The project will also result in the continuation of the higher river levels that resulted from the change to half metre high flash boards around 2004. Having canoed and kayaked the
stretch of river from Appleton to Almonte many times over the past 40 years it was clear to me that summer water levels increased significantly at that time, and included flooding of
the wetlands on this stretch to levels much higher than the normal summer low water levels. By 2006 there was clear evidence of the trees in the wetlands starting to die as a result of drowning from the excessive summer levels.

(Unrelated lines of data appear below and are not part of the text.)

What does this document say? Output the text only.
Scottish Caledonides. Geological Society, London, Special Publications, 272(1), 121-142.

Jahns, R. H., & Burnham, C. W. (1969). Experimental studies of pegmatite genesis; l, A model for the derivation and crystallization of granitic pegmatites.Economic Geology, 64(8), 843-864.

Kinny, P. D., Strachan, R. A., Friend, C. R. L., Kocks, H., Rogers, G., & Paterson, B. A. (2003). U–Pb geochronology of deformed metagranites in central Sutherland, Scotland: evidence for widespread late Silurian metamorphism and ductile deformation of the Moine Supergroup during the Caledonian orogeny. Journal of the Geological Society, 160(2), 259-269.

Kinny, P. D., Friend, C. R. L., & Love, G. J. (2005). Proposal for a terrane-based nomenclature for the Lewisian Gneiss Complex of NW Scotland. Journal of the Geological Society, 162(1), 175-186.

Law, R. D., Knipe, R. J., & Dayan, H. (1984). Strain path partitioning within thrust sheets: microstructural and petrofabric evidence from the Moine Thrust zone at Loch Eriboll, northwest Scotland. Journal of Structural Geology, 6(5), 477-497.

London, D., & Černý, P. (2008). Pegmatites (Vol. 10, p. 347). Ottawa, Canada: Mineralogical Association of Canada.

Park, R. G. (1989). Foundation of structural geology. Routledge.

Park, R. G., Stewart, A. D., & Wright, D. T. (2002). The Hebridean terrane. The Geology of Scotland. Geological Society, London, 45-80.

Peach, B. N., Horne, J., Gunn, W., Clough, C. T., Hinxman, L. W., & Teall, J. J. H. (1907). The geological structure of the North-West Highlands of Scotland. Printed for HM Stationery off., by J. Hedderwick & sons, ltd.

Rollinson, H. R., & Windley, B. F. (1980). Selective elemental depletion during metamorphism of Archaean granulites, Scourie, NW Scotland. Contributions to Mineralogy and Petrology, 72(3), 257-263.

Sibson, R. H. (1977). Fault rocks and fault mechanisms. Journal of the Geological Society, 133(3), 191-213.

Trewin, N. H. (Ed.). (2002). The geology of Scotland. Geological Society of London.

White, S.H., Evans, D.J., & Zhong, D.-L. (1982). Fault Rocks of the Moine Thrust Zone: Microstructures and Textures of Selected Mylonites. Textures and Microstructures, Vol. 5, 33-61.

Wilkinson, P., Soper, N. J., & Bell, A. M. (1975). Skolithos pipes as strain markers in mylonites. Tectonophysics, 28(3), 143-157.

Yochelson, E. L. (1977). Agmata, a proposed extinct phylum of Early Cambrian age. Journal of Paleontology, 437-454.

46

This has continued in recent years, and it is now urgent that summer water levels be reduced to the original levels that existed prior to 2004. The Enerdu project as planned will not do this.
In addition, it should be noted that while the raised levels increase the available head at Almonte, and provide for increased power generation at Enerdu, it also raises the level
at the tailrace of the Appleton power plant. This in turn reduces the effective head and power generation there. The net effect is not a significant increase in total green power from
the Mississippi but simply a shift of generation capacity from Appleton to Almonte.
In short, this is not a green project. It proposes a massive change to the Almonte waterfront that can only be classed as environmental damage, it continues the current excessive
summer water levels that are damaging the river wetlands, and for all that damage will not provide a net gain in total power production from the river.
To be truly green, the Enerdu upgrades should be limited to replacing turbines and generators in the existing power house with more efficient units, making minor improvements to water flow in the plant intake and tailrace, and a return to the summer water levels that existed prior to 2004. In short, the plant should return to being a true run-of-the-river plant. In
particular there should be no new power house extending 15 metres into the river, no new dam, and no major excavation of the river bed.
I hope that you will see the long term benefits of reducing the scale of the Enerdu project and that you will support this alternate vision of the greening of the Mississippi.